Giving a subsidy to low income folks for fuel use completely defeats the purpose of the carbon tax.

Of course, if the government just sees the carbon tax as another source of tax revenue rather than as a pigovean instrument that ought be revenue-neutral, then there are bigger problems. The kind of problems James Buchanan wrote about in The Power to Tax. Leviathan is a nasty beast.

Maureen Bader said...

Revenue neutrality is a tricky concept and it assumes that government can determine people's behaviour.

You are right, if the income tax reduction is used to fund gas tax increases, what's the point?

Also, as I showed in a previous post, the gov in the UK is generating twice as much revenue as the social cost of CO2 emissions there. This is a tax grab ...

Crampton said...

Tax neutrality doesn't have to be hard in the aggregate. At the individual level: well neigh impossible. But "close enough" measures aren't too hard. Step one, see how much money the carbon tax brings in. Step two, cut income taxes by that much, trying to set the cuts/rebates proportionate to typical carbon taxes paid by folks of that income cohort.

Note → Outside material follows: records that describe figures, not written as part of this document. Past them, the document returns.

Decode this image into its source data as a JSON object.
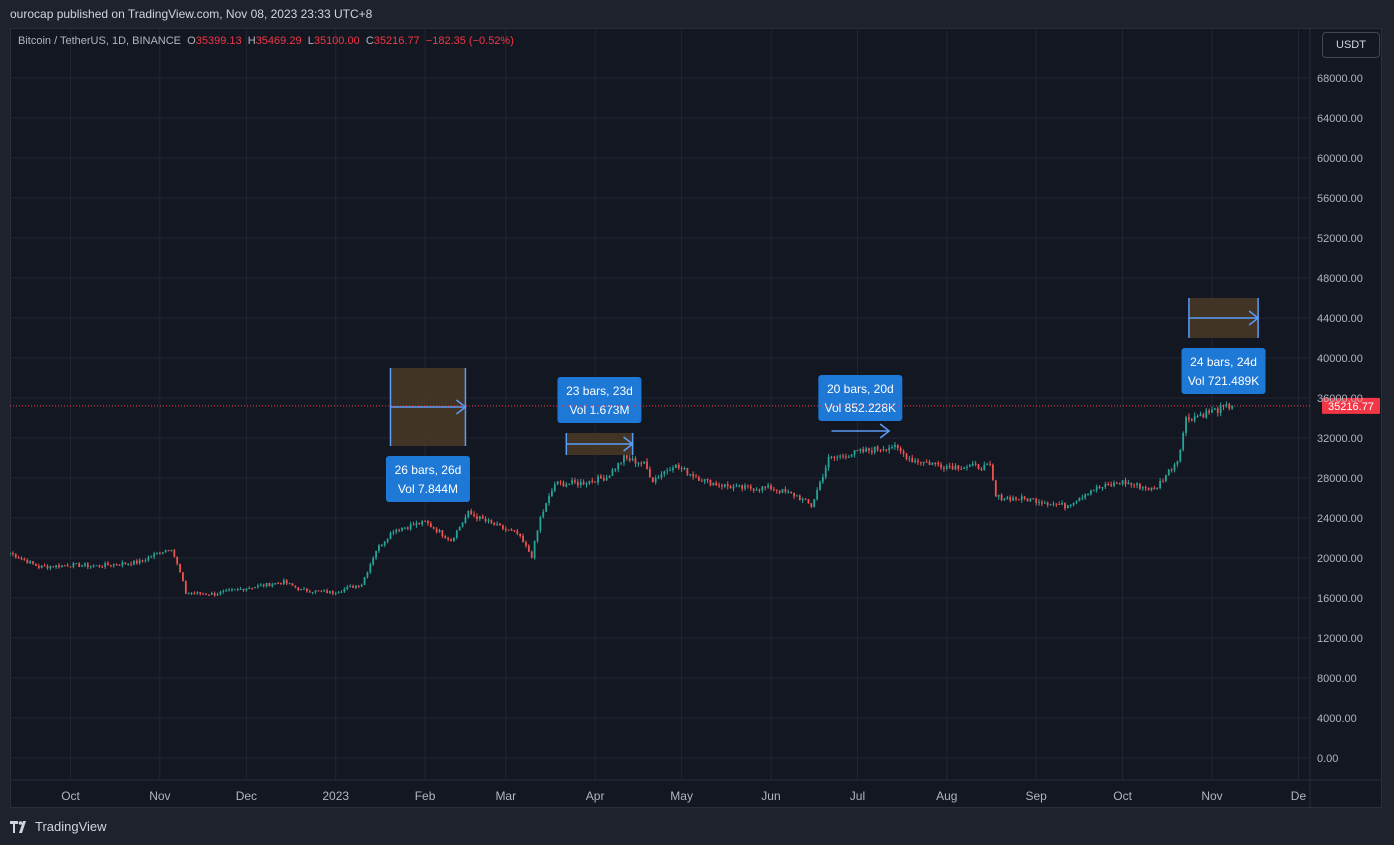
{
  "header": {
    "published": "ourocap published on TradingView.com, Nov 08, 2023 23:33 UTC+8"
  },
  "legend": {
    "symbol": "Bitcoin / TetherUS, 1D, BINANCE",
    "o_label": "O",
    "o": "35399.13",
    "h_label": "H",
    "h": "35469.29",
    "l_label": "L",
    "l": "35100.00",
    "c_label": "C",
    "c": "35216.77",
    "change": "−182.35 (−0.52%)"
  },
  "unit_button": "USDT",
  "brand": {
    "name": "TradingView"
  },
  "colors": {
    "up": "#26a69a",
    "down": "#ef5350",
    "price_line": "#f23645",
    "range_box": "#4a3a25",
    "range_line": "#5b9cf6",
    "range_label_bg": "#1e78d6",
    "grid": "#232632",
    "background": "#131722"
  },
  "chart_data": {
    "type": "candlestick",
    "title": "Bitcoin / TetherUS, 1D, BINANCE",
    "ylim": [
      0,
      70000
    ],
    "y_ticks": [
      "68000.00",
      "64000.00",
      "60000.00",
      "56000.00",
      "52000.00",
      "48000.00",
      "44000.00",
      "40000.00",
      "36000.00",
      "32000.00",
      "28000.00",
      "24000.00",
      "20000.00",
      "16000.00",
      "12000.00",
      "8000.00",
      "4000.00",
      "0.00"
    ],
    "x_ticks": [
      {
        "label": "Oct",
        "date": "2022-10-01"
      },
      {
        "label": "Nov",
        "date": "2022-11-01"
      },
      {
        "label": "Dec",
        "date": "2022-12-01"
      },
      {
        "label": "2023",
        "date": "2023-01-01"
      },
      {
        "label": "Feb",
        "date": "2023-02-01"
      },
      {
        "label": "Mar",
        "date": "2023-03-01"
      },
      {
        "label": "Apr",
        "date": "2023-04-01"
      },
      {
        "label": "May",
        "date": "2023-05-01"
      },
      {
        "label": "Jun",
        "date": "2023-06-01"
      },
      {
        "label": "Jul",
        "date": "2023-07-01"
      },
      {
        "label": "Aug",
        "date": "2023-08-01"
      },
      {
        "label": "Sep",
        "date": "2023-09-01"
      },
      {
        "label": "Oct",
        "date": "2023-10-01"
      },
      {
        "label": "Nov",
        "date": "2023-11-01"
      },
      {
        "label": "De",
        "date": "2023-12-01"
      }
    ],
    "x_range": [
      "2022-09-10",
      "2023-12-05"
    ],
    "last_price": 35216.77,
    "last_price_label": "35216.77",
    "price_path": [
      [
        "2022-09-10",
        20500
      ],
      [
        "2022-09-20",
        19100
      ],
      [
        "2022-10-01",
        19300
      ],
      [
        "2022-10-10",
        19200
      ],
      [
        "2022-10-25",
        19600
      ],
      [
        "2022-11-01",
        20600
      ],
      [
        "2022-11-05",
        21000
      ],
      [
        "2022-11-08",
        18500
      ],
      [
        "2022-11-10",
        16500
      ],
      [
        "2022-11-20",
        16400
      ],
      [
        "2022-12-01",
        17000
      ],
      [
        "2022-12-14",
        17600
      ],
      [
        "2022-12-20",
        16800
      ],
      [
        "2022-12-31",
        16550
      ],
      [
        "2023-01-10",
        17400
      ],
      [
        "2023-01-15",
        20800
      ],
      [
        "2023-01-21",
        22800
      ],
      [
        "2023-02-01",
        23600
      ],
      [
        "2023-02-10",
        21800
      ],
      [
        "2023-02-16",
        24500
      ],
      [
        "2023-02-25",
        23300
      ],
      [
        "2023-03-05",
        22400
      ],
      [
        "2023-03-10",
        20200
      ],
      [
        "2023-03-13",
        24000
      ],
      [
        "2023-03-18",
        27400
      ],
      [
        "2023-03-27",
        27500
      ],
      [
        "2023-04-05",
        28100
      ],
      [
        "2023-04-11",
        30000
      ],
      [
        "2023-04-18",
        29400
      ],
      [
        "2023-04-21",
        27800
      ],
      [
        "2023-04-28",
        29300
      ],
      [
        "2023-05-10",
        27600
      ],
      [
        "2023-05-20",
        27000
      ],
      [
        "2023-06-01",
        27000
      ],
      [
        "2023-06-10",
        26200
      ],
      [
        "2023-06-15",
        25200
      ],
      [
        "2023-06-21",
        29900
      ],
      [
        "2023-06-30",
        30500
      ],
      [
        "2023-07-13",
        31200
      ],
      [
        "2023-07-20",
        29800
      ],
      [
        "2023-08-01",
        29200
      ],
      [
        "2023-08-16",
        29100
      ],
      [
        "2023-08-18",
        26100
      ],
      [
        "2023-09-01",
        25800
      ],
      [
        "2023-09-11",
        25200
      ],
      [
        "2023-09-20",
        26800
      ],
      [
        "2023-10-01",
        27600
      ],
      [
        "2023-10-12",
        26800
      ],
      [
        "2023-10-20",
        29800
      ],
      [
        "2023-10-23",
        33900
      ],
      [
        "2023-10-31",
        34600
      ],
      [
        "2023-11-08",
        35216.77
      ]
    ],
    "annotations": [
      {
        "type": "date_range",
        "start": "2023-01-20",
        "end": "2023-02-15",
        "price_top": 39000,
        "price_bottom": 31200,
        "label_position": "below",
        "label_line1": "26 bars, 26d",
        "label_line2": "Vol 7.844M"
      },
      {
        "type": "date_range",
        "start": "2023-03-22",
        "end": "2023-04-14",
        "price_top": 32500,
        "price_bottom": 30300,
        "label_position": "above",
        "label_line1": "23 bars, 23d",
        "label_line2": "Vol 1.673M"
      },
      {
        "type": "date_range",
        "start": "2023-06-22",
        "end": "2023-07-12",
        "price_top": 32700,
        "price_bottom": 32700,
        "label_position": "above",
        "label_line1": "20 bars, 20d",
        "label_line2": "Vol 852.228K"
      },
      {
        "type": "date_range",
        "start": "2023-10-24",
        "end": "2023-11-17",
        "price_top": 46000,
        "price_bottom": 42000,
        "label_position": "below",
        "label_line1": "24 bars, 24d",
        "label_line2": "Vol 721.489K"
      }
    ]
  }
}
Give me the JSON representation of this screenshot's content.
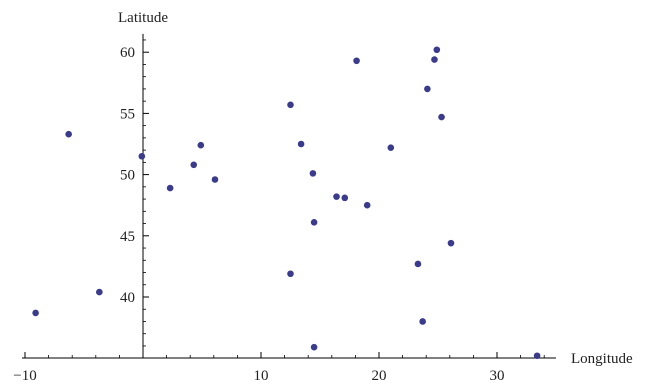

A government that were honest about its being a revenue neutral mechanism would build it into the legislation though - an automatic mechanism for cutting income taxes keyed to carbon tax revenues.

Cameron W said...

Crampton said, "...A government that were honest about its being a revenue neutral mechanism would build it into the legislation though - an automatic mechanism for cutting income taxes keyed to carbon tax revenues..."

Exactly! From the article, it's not clear that Bader is even aware of the concept of revenue neutral tax shifting.

I just got finished writing and submitting a letter to the editor to my local paper in response to Bader's piece.

Here it is.

- - - - -
Letter to Editor re: Dec 6th guest editorial by Maureen Bader

Maureen Bader misrepresents carbon taxes while making fun of global warming 'theorists'

Poverty is a serious concern, but Bader's use of the issue to breed fear of a carbon tax is misleading. By suggesting that we imagine carbon taxes "so high that people can't afford to heat their homes in the winter" in the opening of her missive entitled 'Get ready for poverty fuelled by carbon tax', she tries to scare us out of using critical thinking to examine the situation. By listing "global warming theorists" as beneficiaries of a carbon tax, Bader manages to question the reality of climate change while suggesting that public concerns about climate change are somehow preyed upon by scientists for financial gain. Ridiculous! This suggestion seems more like a call from Bader to question the science of climate change than a sincere concern for Canadians living in poverty.

It is irresponsible of Bader to haphazardly dismiss the seriousness of climate change, and by conflating the subject with poverty she leads the reader to conclude that action on climate change in the form of a carbon tax will invariably lead to widespread poverty. It's also irresponsible to dismiss the concept of a carbon tax without first investigating how it could be implemented correctly, or why many respected economists support the idea.

Only one national political party is calling for a carbon tax and suggesting that the revenue be used in part to reduce income and payroll taxes, as well as kick start green energy industries. This tax shift can be as close to revenue neutral as we want, and Canadians can decide for themselves if they wish to spend their tax savings in ways that reduce or increase carbon emissions and climate change.

In the absence of tax shifting, a carbon tax would likely impose a higher cost on some people than on others, in particular those who cannot afford to upgrade their energy efficiency or who have no alternative to driving long distances. The Green Party would use tax shifting in a way that provides equivalent tax breaks to such people, so that they would not suffer economic hardship. We cannot afford to dismiss the use of carbon taxes, and using tax shifting to achieve fairness is a way to make it work.